Additional controls on workstations and servers have also been introduced, as well as the resetting of user and systems accounts and installation of more system monitoring controls.
Furthermore, SingHealth will be progressively contacting all patients who visited its clinics and polyclinics during the abovementioned time period to notify them if their data has been stolen.
All patients, whether or not they are affected, will receive an SMS notification over the next five days. They can also proactively access the Health Buddy mobile app or SingHealth website to check if they have been affected, the release said.
MOH has also directed IHiS to conduct a thorough review of the public healthcare system here, with support from third-party experts.
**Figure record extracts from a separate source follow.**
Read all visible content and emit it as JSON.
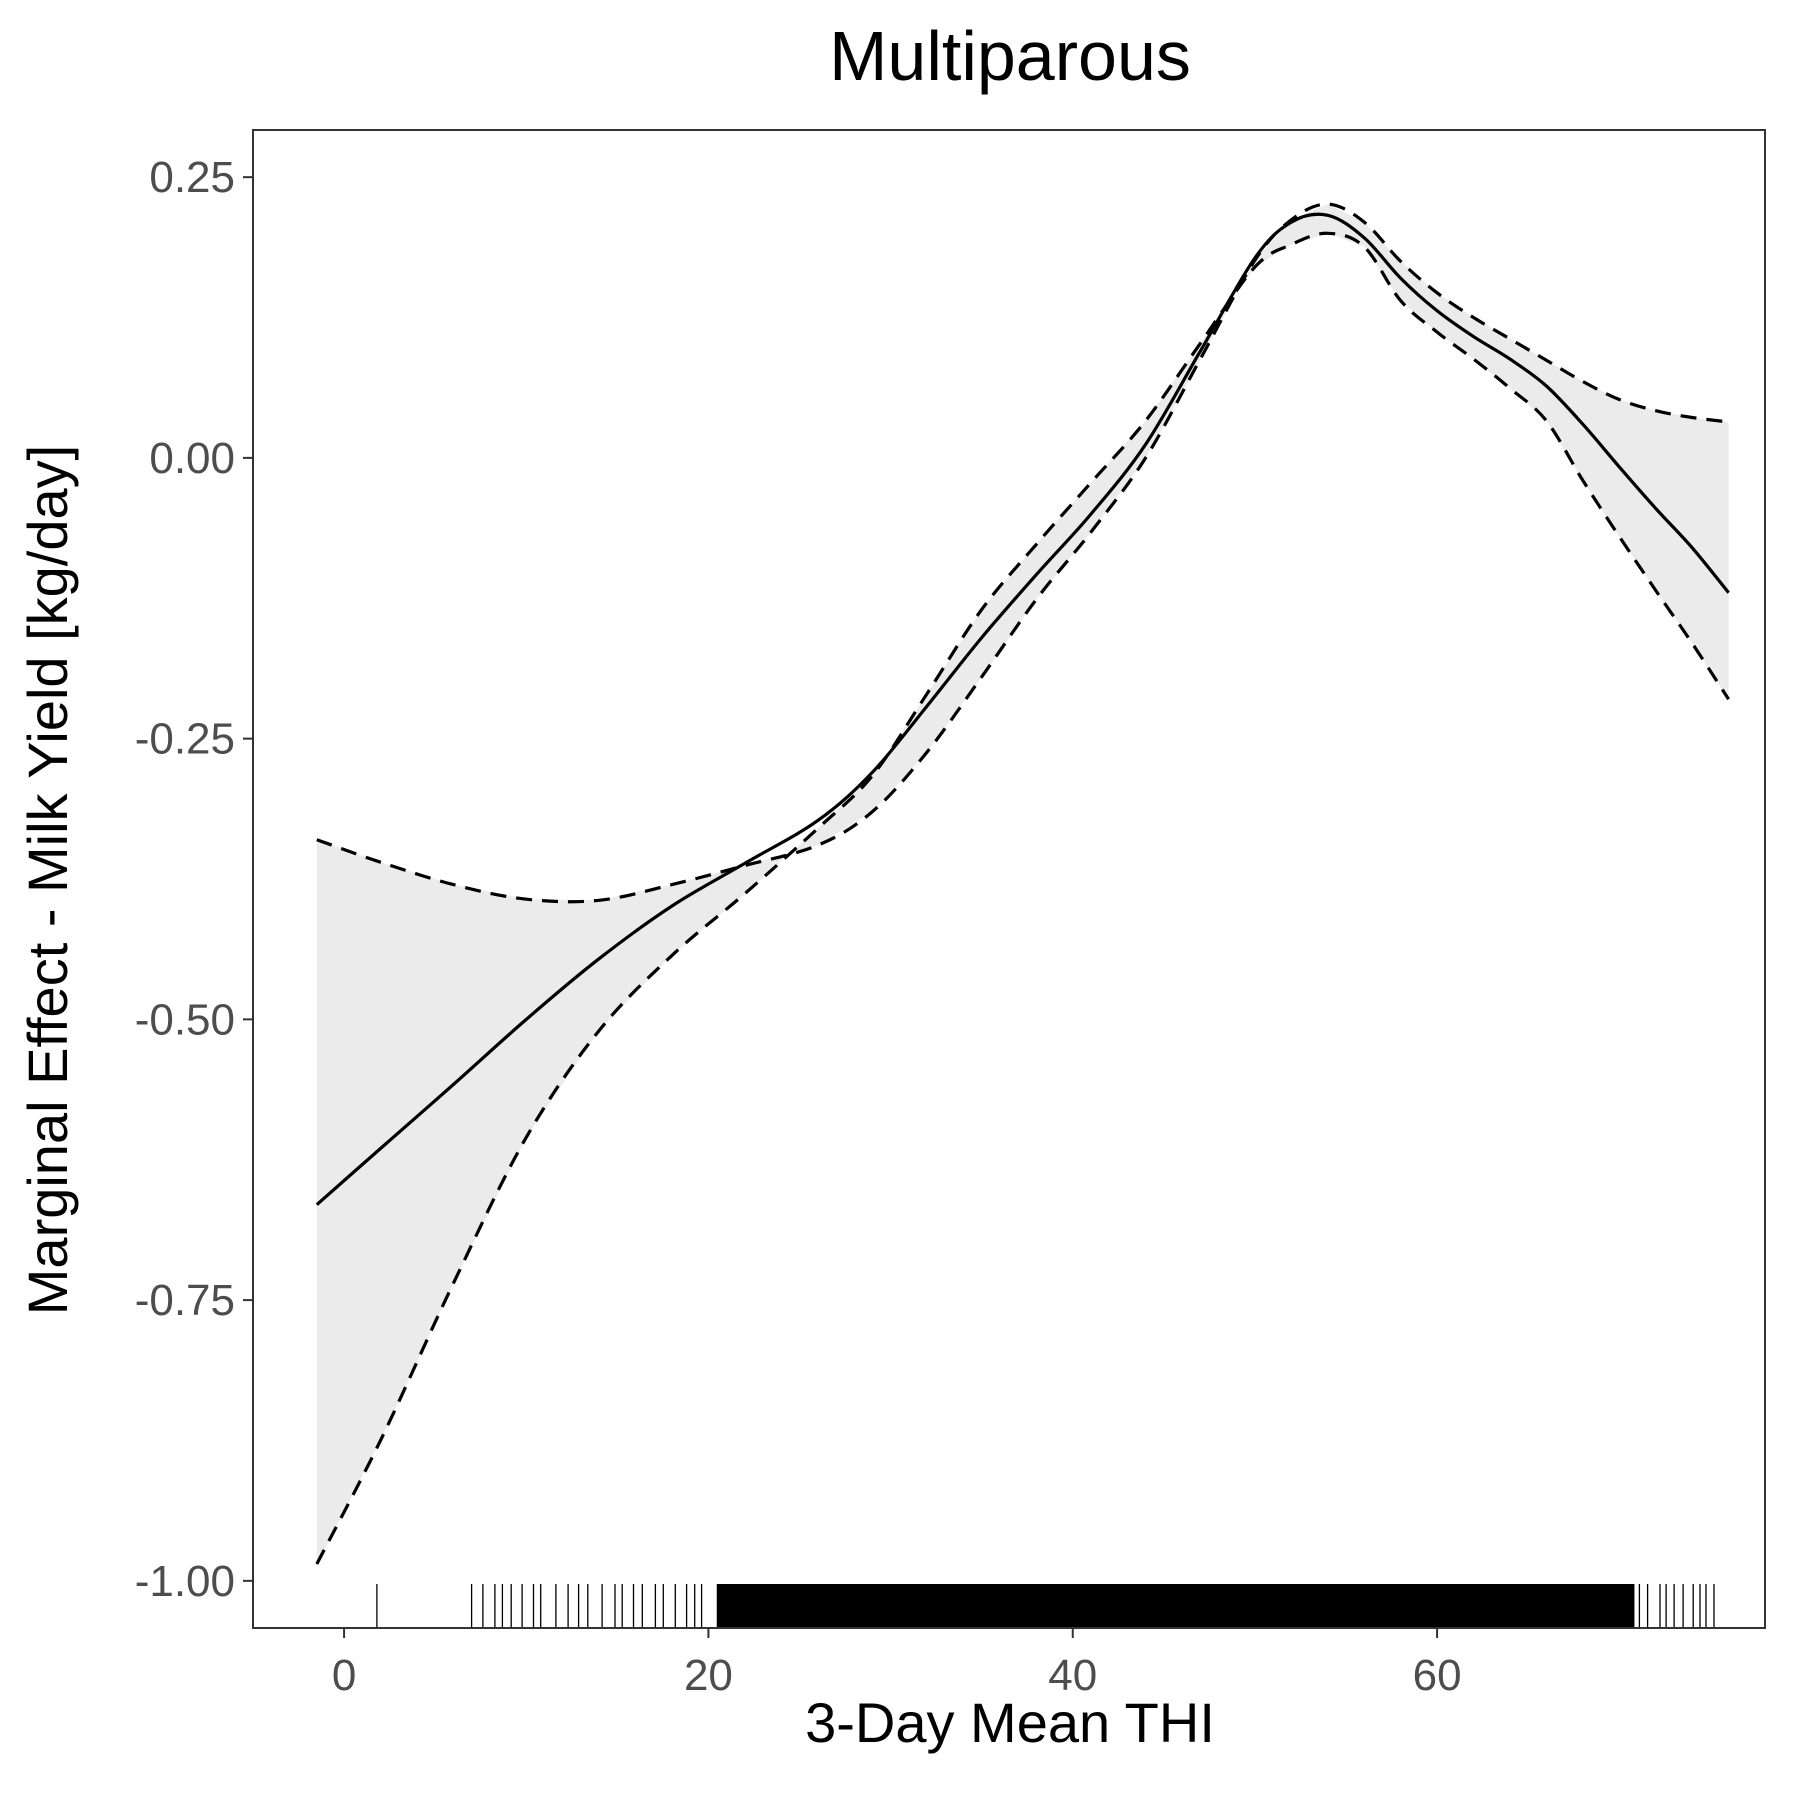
{
  "chart_data": {
    "type": "line",
    "title": "Multiparous",
    "xlabel": "3-Day Mean THI",
    "ylabel": "Marginal Effect - Milk Yield [kg/day]",
    "xlim": [
      -5,
      78
    ],
    "ylim": [
      -1.042,
      0.292
    ],
    "x_ticks": [
      0,
      20,
      40,
      60
    ],
    "x_tick_labels": [
      "0",
      "20",
      "40",
      "60"
    ],
    "y_ticks": [
      0.25,
      0.0,
      -0.25,
      -0.5,
      -0.75,
      -1.0
    ],
    "y_tick_labels": [
      "0.25",
      "0.00",
      "-0.25",
      "-0.50",
      "-0.75",
      "-1.00"
    ],
    "grid": false,
    "legend": "none",
    "ribbon_color": "#ebebeb",
    "line_color": "#000000",
    "series": [
      {
        "style": "solid",
        "x": [
          -1.5,
          2,
          6,
          10,
          14,
          18,
          22,
          26,
          29,
          32,
          35,
          38,
          41,
          44,
          47,
          50,
          52,
          54,
          56,
          58,
          60,
          62,
          64,
          66,
          68,
          70,
          72,
          74,
          76
        ],
        "y": [
          -0.665,
          -0.615,
          -0.558,
          -0.5,
          -0.446,
          -0.399,
          -0.361,
          -0.323,
          -0.28,
          -0.221,
          -0.16,
          -0.104,
          -0.05,
          0.012,
          0.095,
          0.178,
          0.21,
          0.216,
          0.196,
          0.16,
          0.131,
          0.108,
          0.088,
          0.064,
          0.03,
          -0.008,
          -0.045,
          -0.08,
          -0.12
        ]
      },
      {
        "style": "dashed",
        "x": [
          -1.5,
          2,
          6,
          10,
          14,
          18,
          22,
          26,
          29,
          32,
          35,
          38,
          41,
          44,
          47,
          50,
          52,
          54,
          56,
          58,
          60,
          62,
          64,
          66,
          68,
          70,
          72,
          74,
          76
        ],
        "y": [
          -0.34,
          -0.36,
          -0.38,
          -0.393,
          -0.394,
          -0.38,
          -0.363,
          -0.345,
          -0.315,
          -0.262,
          -0.195,
          -0.126,
          -0.066,
          0.0,
          0.088,
          0.176,
          0.212,
          0.226,
          0.21,
          0.175,
          0.147,
          0.125,
          0.106,
          0.087,
          0.068,
          0.052,
          0.042,
          0.036,
          0.032
        ]
      },
      {
        "style": "dashed",
        "x": [
          -1.5,
          2,
          6,
          10,
          14,
          18,
          22,
          26,
          29,
          32,
          35,
          38,
          41,
          44,
          47,
          50,
          52,
          54,
          56,
          58,
          60,
          62,
          64,
          66,
          68,
          70,
          72,
          74,
          76
        ],
        "y": [
          -0.985,
          -0.875,
          -0.735,
          -0.605,
          -0.51,
          -0.443,
          -0.388,
          -0.33,
          -0.283,
          -0.21,
          -0.135,
          -0.077,
          -0.022,
          0.033,
          0.102,
          0.17,
          0.19,
          0.2,
          0.188,
          0.14,
          0.112,
          0.088,
          0.062,
          0.033,
          -0.02,
          -0.07,
          -0.118,
          -0.165,
          -0.215
        ]
      }
    ],
    "rug": {
      "x_min": 1.8,
      "dense_from": 20.5,
      "dense_to": 70.8,
      "x_max": 75.2
    }
  }
}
Areas of review include cybersecurity policies, threat management processes, IT system controls and organisational and staff capabilities.
Advisories have also been sent to all healthcare institutions, public and private, on the cybersecurity precautions and measures to be taken, the release added.
COI TO BE CONVENED
Separately, the Minister-in-charge of Cybersecurity S Iswaran on Friday will convene a Committee of Inquiry, to be headed by Mr Richard Magnus, a retired Chief District Judge and member of the Public Service Commission.
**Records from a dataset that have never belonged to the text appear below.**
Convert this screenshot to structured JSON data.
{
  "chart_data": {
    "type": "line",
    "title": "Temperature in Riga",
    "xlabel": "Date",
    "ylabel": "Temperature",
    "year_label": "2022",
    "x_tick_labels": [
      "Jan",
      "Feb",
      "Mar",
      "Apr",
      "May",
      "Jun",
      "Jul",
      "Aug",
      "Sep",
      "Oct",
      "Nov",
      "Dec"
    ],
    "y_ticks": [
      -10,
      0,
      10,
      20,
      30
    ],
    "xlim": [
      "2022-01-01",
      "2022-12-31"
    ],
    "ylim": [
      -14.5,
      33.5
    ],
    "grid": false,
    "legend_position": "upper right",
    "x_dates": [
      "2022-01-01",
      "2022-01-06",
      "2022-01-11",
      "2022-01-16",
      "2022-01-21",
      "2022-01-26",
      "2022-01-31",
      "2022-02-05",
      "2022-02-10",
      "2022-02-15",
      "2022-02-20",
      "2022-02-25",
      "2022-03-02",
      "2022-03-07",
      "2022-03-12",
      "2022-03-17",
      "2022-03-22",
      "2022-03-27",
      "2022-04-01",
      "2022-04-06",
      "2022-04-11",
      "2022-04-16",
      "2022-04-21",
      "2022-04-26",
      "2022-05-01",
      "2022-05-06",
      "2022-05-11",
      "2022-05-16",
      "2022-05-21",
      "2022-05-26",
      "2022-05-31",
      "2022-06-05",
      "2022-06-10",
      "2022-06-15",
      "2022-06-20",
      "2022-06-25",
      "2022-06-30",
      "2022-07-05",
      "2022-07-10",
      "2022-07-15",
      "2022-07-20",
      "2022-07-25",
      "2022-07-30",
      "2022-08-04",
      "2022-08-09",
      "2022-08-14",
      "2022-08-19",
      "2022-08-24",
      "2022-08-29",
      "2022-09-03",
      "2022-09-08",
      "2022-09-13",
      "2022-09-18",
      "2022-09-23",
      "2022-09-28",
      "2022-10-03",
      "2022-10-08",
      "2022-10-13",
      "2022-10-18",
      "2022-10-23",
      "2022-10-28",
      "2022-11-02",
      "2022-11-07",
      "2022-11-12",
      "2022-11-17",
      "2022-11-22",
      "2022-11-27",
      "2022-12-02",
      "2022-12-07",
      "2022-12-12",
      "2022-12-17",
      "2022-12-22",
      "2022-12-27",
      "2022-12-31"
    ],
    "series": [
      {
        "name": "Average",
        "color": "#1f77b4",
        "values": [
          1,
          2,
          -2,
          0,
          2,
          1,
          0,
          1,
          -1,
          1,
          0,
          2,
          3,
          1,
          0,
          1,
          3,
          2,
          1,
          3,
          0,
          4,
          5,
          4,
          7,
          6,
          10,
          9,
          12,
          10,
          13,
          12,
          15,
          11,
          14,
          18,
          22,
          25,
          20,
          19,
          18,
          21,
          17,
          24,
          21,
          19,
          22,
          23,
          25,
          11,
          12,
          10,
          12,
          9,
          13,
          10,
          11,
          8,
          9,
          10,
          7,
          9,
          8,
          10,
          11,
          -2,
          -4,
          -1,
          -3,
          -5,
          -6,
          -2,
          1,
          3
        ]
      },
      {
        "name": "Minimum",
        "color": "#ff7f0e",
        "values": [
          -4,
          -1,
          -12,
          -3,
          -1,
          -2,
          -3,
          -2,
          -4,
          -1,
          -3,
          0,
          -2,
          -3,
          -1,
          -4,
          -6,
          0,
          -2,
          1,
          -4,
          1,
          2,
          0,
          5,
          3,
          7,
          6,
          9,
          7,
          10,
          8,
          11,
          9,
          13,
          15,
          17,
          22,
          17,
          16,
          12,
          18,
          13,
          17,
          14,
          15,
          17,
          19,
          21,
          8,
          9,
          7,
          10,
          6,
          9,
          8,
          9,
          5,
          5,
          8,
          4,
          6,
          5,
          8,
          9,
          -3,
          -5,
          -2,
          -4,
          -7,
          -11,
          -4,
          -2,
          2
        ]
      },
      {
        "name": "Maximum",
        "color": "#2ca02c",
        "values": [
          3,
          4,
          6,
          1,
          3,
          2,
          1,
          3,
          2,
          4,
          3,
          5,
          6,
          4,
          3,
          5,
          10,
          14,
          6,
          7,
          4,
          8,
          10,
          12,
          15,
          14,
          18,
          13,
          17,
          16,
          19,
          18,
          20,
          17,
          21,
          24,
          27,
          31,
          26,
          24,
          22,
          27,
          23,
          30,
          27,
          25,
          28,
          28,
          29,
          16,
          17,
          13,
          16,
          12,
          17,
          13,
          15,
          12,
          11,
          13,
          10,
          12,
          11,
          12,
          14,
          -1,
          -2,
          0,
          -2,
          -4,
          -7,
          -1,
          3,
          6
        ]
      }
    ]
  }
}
More details of its members and terms of reference, as well as when the COI will be held, will be revealed at a later date, MCI said.
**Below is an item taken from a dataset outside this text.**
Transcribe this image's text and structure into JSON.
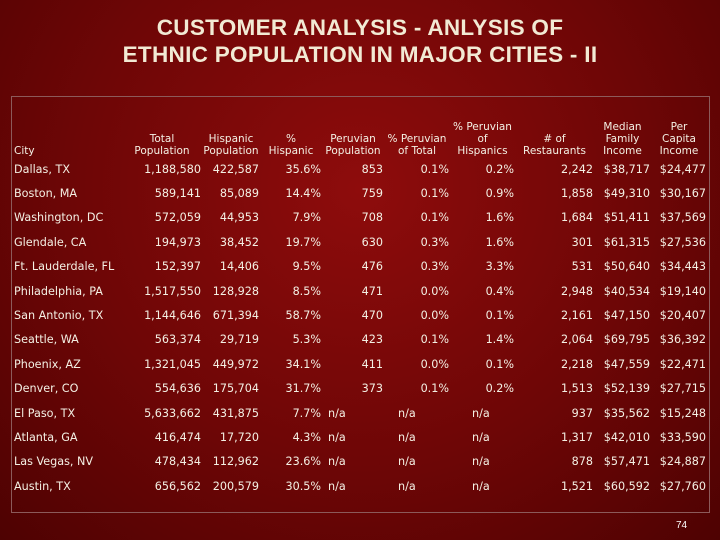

Addressing reporters at a news conference, Mr Iswaran said: "Because this incident occurred in the SingHealth IT system and is within the healthcare cluster, that has to be the natural focal point of the COI’s work."
However, to be meaningful it also has to draw lessons or policy recommendations that can be applied to the public sector and potentially the private sector, he added.
Mr Iswaran has also directed CSA to work closely with all 11 keys sectors - energy, water, banking and finance, healthcare, transport, Infocomm, media, security and emergency services and Government - to enhance the security of their critical information infrastructure systems.
The Smart Nation and Digital Government Group has also completed a scan of all government systems and found no evidence of compromise, he said.
There will be a pause in the introduction of new ICT systems in the interim, until their respective reviews have been completed and security posture established, it added.
"We cannot return to the days of paper and pencil but we will take a pause of our various IT-related projects ... to review and strengthen our cybersecurity measures if necessary, before proceeding," Mr Gan said, adding that this includes the National Electronic Health Record project.
There were no further details on which ICT projects will be paused, but these could possibly include SingPass Mobile, Channel NewsAsia understands.
"We will do our utmost to secure our IT systems. However, unfortunately, we cannot completely eliminate the risk of another cybersecurity attack," Mr Iswaran said at the conference. This is due to attackers constantly developing new techniques and probing for fresh weaknesses in IT systems.
"This is an ongoing battle ... however, we must not allow this incident, or any others like it, to derail our plans for a Smart Nation," he added.